And the Beat Goes On
Edgar Allan Poe was fascinated with premature burials, with characters who felt some need to bury people alive. For instance, there’s the story entitled “The Cask of Amontillado” in which, for some past slight, Montresor invites Fortunato to descend to his cellar to sample a special wine. There Montresor chains his guest to the back wall of an alcove and slowly seals up the opening with masonry. “I forced the last stone into its position; I plastered it up. In pace requiescat. ” Then there’s the character Roderick in “The Fall of the House of Usher” who prematurely entombs his twin sister in a basement vault, only to hear the vault’s iron door clang open; to hear her footsteps on the stairs; to behold her standing enshrouded upon the threshold of his study!
And then there’s “The Tell-Tale Heart”. Of all the movies and plays I’ve seen in my lifetime, my high school’s dramatization of that Poe tale remains memorable to me - particularly its special effects. You know the story. The main character couldn’t stand the presence of an old man who shared his house. “One of his eyes,” he complains, “resembled that of a vulture - a pale blue eye. Whenever it fell on me, my blood ran cold; and so by degrees I made up my mind to rid myself of the eye forever.” So he did away with the old fellow, took up the floorboards, deposited the corpse and “replaced the boards so cleverly, so cunningly, that no human eye . . . could have detected anything wrong.” No sooner had he finished the task than three policemen knocked at his door responding to a neighbor’s report of a scream during the night. “I bade them search - search well,” he says, for he was quite confident no trace of the deed would be found. Except that, while he conversed with the police, a low, dull, quick sound began to pulsate throughout the room.
This is where our special effects crew riveted the audience’s attention.
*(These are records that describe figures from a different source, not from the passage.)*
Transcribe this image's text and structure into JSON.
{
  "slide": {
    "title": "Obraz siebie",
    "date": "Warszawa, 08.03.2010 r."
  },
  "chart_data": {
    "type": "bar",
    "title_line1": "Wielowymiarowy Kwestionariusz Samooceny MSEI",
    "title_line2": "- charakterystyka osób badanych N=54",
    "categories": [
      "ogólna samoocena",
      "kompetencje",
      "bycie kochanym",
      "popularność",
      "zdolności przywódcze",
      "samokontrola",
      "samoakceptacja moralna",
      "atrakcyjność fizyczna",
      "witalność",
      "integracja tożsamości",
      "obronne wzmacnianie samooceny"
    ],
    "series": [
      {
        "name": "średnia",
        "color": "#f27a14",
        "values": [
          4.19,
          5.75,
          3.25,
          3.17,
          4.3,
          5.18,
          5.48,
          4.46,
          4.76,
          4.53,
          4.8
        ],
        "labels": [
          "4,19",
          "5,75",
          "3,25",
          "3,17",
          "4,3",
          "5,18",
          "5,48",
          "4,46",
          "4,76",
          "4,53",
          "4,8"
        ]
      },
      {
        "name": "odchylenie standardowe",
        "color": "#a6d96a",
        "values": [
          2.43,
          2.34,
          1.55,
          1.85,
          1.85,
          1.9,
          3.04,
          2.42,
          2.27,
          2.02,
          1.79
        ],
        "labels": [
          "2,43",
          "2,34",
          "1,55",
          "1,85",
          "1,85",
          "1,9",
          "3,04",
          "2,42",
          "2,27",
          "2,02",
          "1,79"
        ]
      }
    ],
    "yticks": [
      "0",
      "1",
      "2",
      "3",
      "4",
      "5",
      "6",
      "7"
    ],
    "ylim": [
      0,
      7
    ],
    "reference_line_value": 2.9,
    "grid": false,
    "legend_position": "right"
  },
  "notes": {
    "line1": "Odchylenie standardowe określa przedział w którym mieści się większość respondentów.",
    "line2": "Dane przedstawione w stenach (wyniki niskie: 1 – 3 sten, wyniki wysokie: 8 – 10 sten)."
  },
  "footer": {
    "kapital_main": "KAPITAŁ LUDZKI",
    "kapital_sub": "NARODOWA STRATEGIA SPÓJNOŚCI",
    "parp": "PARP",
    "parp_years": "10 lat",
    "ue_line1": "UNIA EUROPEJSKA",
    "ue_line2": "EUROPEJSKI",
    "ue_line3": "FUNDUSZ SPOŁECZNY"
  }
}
From a low, barely perceptible thump, thump, thump, thump to an ever-louder THUMP, THUMP, THUMP, THUMP the buried heart crescendoed throughout the theatre - while the main character became increasingly mad! “O God! what could I do? I foamed - I raved - I swore! I swung the chair upon which I had been sitting, and grated it upon the boards, but the noise continually increased. I felt that I must scream!”
Beyond mere entertainment, Poe had a far deeper intent in telling such stories. Some think he was anticipating modern materialism’s effort over the past two hundred years to bury both God and the human heart - to evaluate everything in terms of “profitability” and to repress such things as conscience and sentiment as romantic nonsense - to bury them well beneath the floor boards of our psyche so as not to impede “progress”. But note how in most of these stories the beat goes on! The buried person revives, even as God and the human heart will revive, no matter how much a cynical society would stifle their influence.
In such stories Poe stands well within our Gospel tradition, which pivots upon another premature burial - the attempt of a totalitarian Empire to entomb Christ, only to be foiled by his resurrection on the third day. And what was Christ’s resurrection but overture to our own resurrection every time Christ summons us (as he summoned Lazarus from his tomb) to emerge from all that would suffocate our bigness of mind and heart. Could it be that, consciously or unconsciously, all those Poe stories were ultimately influenced by passages from our biblical heritage like: “You were buried with him in baptism, . . . you were also raised with him through faith in the power of God who raised Christ from the dead.”